The call of nature affects every one of us. When and how often you answer the call depends on the individual, and that is also true of our canine companions. We don't need an invigorating walk to stimulate our bowels, but it can help if there's an issue. A bit of walking or running around also gets a dog's intestines moving, so a constitutional after breakfast or dinner should result in a potty break.
How Long After Eating Will a Dog Need to Potty?
The canine digestive tract
Understanding the elimination process requires an understanding of the canine digestive tract. Dog digestion starts in the mouth, of course, but it differs from food entering the human mouth. Dogs don't chew their food carefully — as you've probably noticed — and saliva makes up for lack of chewing, according to Dogster. Food passes down the esophagus to the stomach. Once there, food becomes chyme, a substance consisting of water, food, and stomach acid.

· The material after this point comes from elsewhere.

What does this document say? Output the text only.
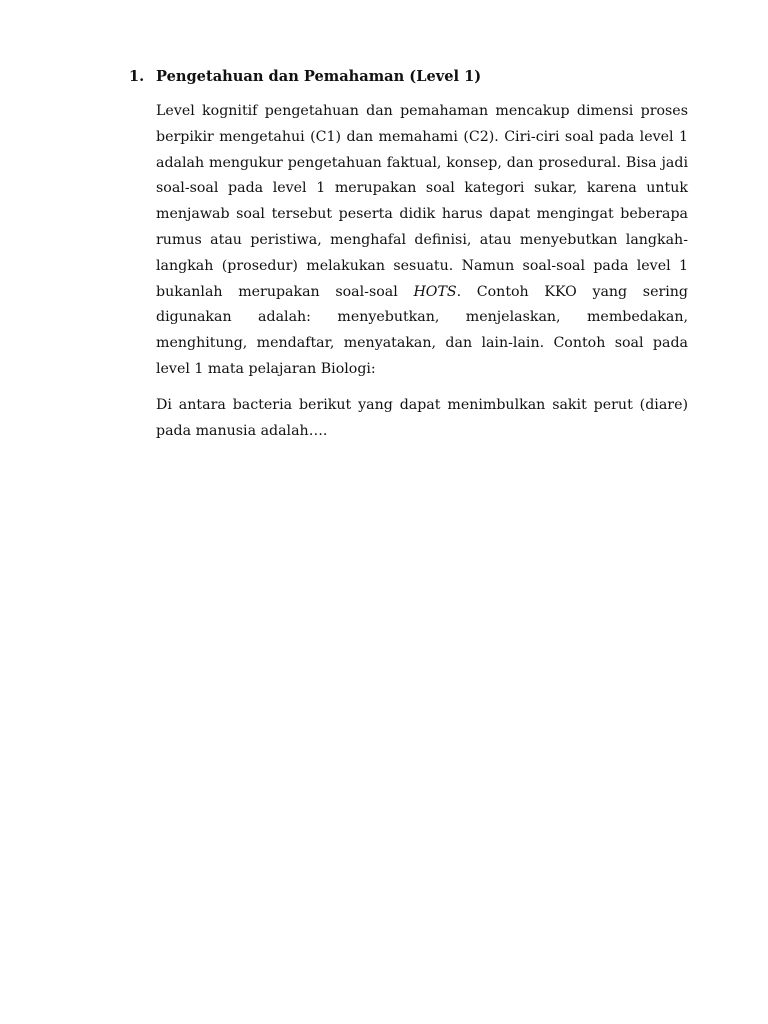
1. Pengetahuan dan Pemahaman (Level 1)

Level kognitif pengetahuan dan pemahaman mencakup dimensi proses berpikir mengetahui (C1) dan memahami (C2). Ciri-ciri soal pada level 1 adalah mengukur pengetahuan faktual, konsep, dan prosedural. Bisa jadi soal-soal pada level 1 merupakan soal kategori sukar, karena untuk menjawab soal tersebut peserta didik harus dapat mengingat beberapa rumus atau peristiwa, menghafal definisi, atau menyebutkan langkah-langkah (prosedur) melakukan sesuatu. Namun soal-soal pada level 1 bukanlah merupakan soal-soal HOTS. Contoh KKO yang sering digunakan adalah: menyebutkan, menjelaskan, membedakan, menghitung, mendaftar, menyatakan, dan lain-lain. Contoh soal pada level 1 mata pelajaran Biologi:

Di antara bacteria berikut yang dapat menimbulkan sakit perut (diare) pada manusia adalah….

Chyme then heads into the first part of the small intestine, the duodenum. Enzymes and hormones there reduce chyme's acidity. When chyme heads to the second part of the small intestine, the jejunum, the probes within extract the substance's nutrients. The final stage for chyme in the small intestine is the ileum,
The last stage is the large intestine, where water is removed, and the chyme is given one final going-over by bacteria. Anything left over gets molded together and excreted via the anus and rectum into feces.
Canine pooping schedule
Every dog is different, and while some will poop right after eating, others may not go for about half an hour after consuming their meal. PetMD explains that healthy dogs usually defecate after eating their meals because their stomach "is wired to" the colon by nerves triggering the reflex to eliminate. As soon as the animal's stomach is full, the colon is notified. That means most dogs will poop within that 30-minute period after eating.
Just how many times a dog poops daily varies by the animal. Most dogs defecate between one-and-three times daily, and that's not always after meals. That doesn't mean your dog only needs a couple of outings daily if he tends to poop twice a day. Dogs urinate far more often than they poop, so he'll need to go outside a couple of time just to perform that duty.
If a dog is defecating more often but does not have diarrhea, it may have to do with the quality of the food he eats. Dogs fed a lesser quality food will defecate more often than those fed high-quality fare. Food containing fillers means there are fewer nutrients and more waste that the animal is just going to poop out.
Puppies poop far more often than their adult counterparts, perhaps two-to-three times more. Fortunately, puppies are more likely to poop right after they eat, or certainly within the half-hour time frame. Take your puppy outside immediately after he finishes his meal for both practical and training purposes. When he "does his business" praise him to the hilt.
Digestion time length
When your dog poops shortly after eating, he is not eliminating the food he just ate. The waste you're disposing of was in his food bowl the day before. Food remains in the canine stomach longer than in the human belly. Small, active dogs tend to digest their food more quickly than larger, more sedentary animals.
Constipation is dangerous
If your dog isn't defecating within 30 minutes of a meal on a regular basis or is having issues passing feces, a trip to the vet is in order. Signs of constipation also include straining or crying while attempting to pass stool or passing hard fecal material, often in the form of small balls. Other signs include scooting or licking the anal area. Bring a stool sample when you take your pet to the vet.